There was a discussion on the Community Association and the importance of finding a mechanism to create a culture of cooperation and seeing each group as a part of the whole community.

The value of a community pub

 
The campaign for the Henry Jenkins Community Pub was discussed and the division that exists on this subject within our community. 

All of the organisations in our community are extremely valuable and the community would be the worse off without the Mechanics Institute, the Queen’s Head, the shops and the Henry Jenkins.

A community pub could be a huge benefit to the community. Research has proved time and again that more businesses draw in visitors that draw in more business and this cycle benefits the community and other local businesses. 

Government funding organisations would be impressed with a plan, for example, for a community pub that included a bakery.  This would be a great example of a community helping itself: drawing in visitors and therefore drawing in spending, increasing local employment opportunities and, if local shops were to sell the community bakery goods, that would be an excellent example of a community helping itself.  

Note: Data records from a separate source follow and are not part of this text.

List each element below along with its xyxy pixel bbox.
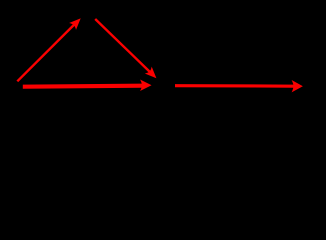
wire: shaft of vector a xyxy=(17,23,76,81)
wire: shaft of vector b xyxy=(95,19,150,73)
equals-sign vector (right horizontal arrow) xyxy=(175,81,302,91)
arrowhead of vector b (tip down-right) xyxy=(146,68,155,77)
vector a (up-right diagonal arrow, left side of triangle) xyxy=(17,19,80,81)
vector a+b (thick horizontal resultant arrow, base of triangle) xyxy=(23,81,151,90)
wire: shaft of resultant xyxy=(23,84,143,89)
wire: shaft of right vector xyxy=(175,84,294,88)
arrowhead of vector a (tip up-right) xyxy=(71,19,80,28)
vector b (down-right diagonal arrow, right side of triangle) xyxy=(95,19,155,77)
arrowhead of resultant (tip right) xyxy=(141,81,150,90)
arrowhead of right vector (tip right) xyxy=(293,81,302,91)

The redevelopment of the community pub in itself would be considered a great opportunity to encourage local investment, especially if local builders and craftsmen were employed.

Some residents have expressed concerns that a revived Henry Jenkins could damage the Queen’s Head or the Mechanics Institute.  This view simply does not make business sense.  A community pub, especially one with history, that shows the community is determinedly growing and helping itself, would not only bring visitors here to the benefit of all other local businesses, but could raise funds for the community (as a community pub) and be an asset in applying for funding.

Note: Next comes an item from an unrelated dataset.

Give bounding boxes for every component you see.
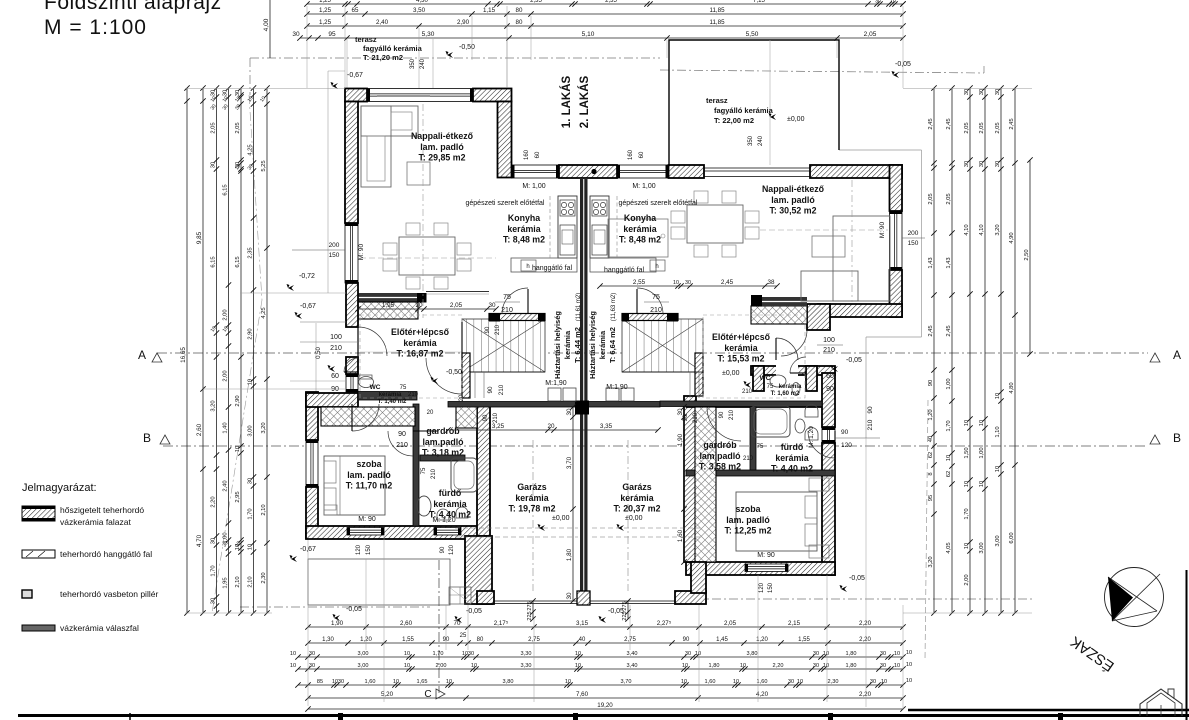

For example, the combination of the Mechanics Institute as a venue space, with its lovely new coffee room, combined with a larger restaurant directly opposite, would be a dream destination for a theatre group or visiting arts organisation. The two buildings could and should work together.

There is a worry that the Henry Jenkins building is falling into disrepair and a few residents have suggested that anything is better than the current stalemate.  But once lost, a piece of local history and an opportunity to increase Kirkby Malzeard’s draw to visitors and investment, is lost forever.

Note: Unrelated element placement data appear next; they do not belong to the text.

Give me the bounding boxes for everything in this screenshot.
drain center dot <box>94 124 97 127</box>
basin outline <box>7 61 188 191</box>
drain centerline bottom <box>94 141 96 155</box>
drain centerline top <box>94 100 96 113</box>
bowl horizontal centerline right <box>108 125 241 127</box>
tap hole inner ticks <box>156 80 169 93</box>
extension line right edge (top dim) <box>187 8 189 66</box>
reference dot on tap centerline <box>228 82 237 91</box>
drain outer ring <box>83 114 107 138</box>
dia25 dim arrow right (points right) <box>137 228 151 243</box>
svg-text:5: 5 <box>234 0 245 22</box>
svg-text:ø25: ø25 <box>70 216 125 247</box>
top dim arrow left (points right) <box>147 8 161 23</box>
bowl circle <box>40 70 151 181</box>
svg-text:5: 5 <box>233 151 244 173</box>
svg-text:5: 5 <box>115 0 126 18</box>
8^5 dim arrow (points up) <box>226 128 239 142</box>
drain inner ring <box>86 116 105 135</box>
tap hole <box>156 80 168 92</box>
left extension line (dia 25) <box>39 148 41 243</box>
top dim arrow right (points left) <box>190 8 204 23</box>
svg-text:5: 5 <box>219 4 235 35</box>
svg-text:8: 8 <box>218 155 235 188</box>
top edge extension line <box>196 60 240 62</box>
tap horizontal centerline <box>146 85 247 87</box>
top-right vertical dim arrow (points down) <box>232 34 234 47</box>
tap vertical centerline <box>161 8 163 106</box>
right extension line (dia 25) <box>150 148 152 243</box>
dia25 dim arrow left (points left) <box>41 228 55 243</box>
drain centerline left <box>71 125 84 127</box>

It is important that this issue is resolved quickly.
 
Possibilities to resolve this include:
The Parish Council applying for a Public Works Loan
The Plunkett Foundation’s investigations into how the Localism Act deals with ACVs and the weaknesses in ACV legislation
Persuading HBC, or the new unitary council, to invoke a Compulsory Purchase Order.
David asked if Julian Smith MP had been contacted for support.  It was reported that Julian Smith is disinclined to help.

The priority is for all the community to work together and to try to understand the principle that growth is good and new businesses are a benefit, not a threat.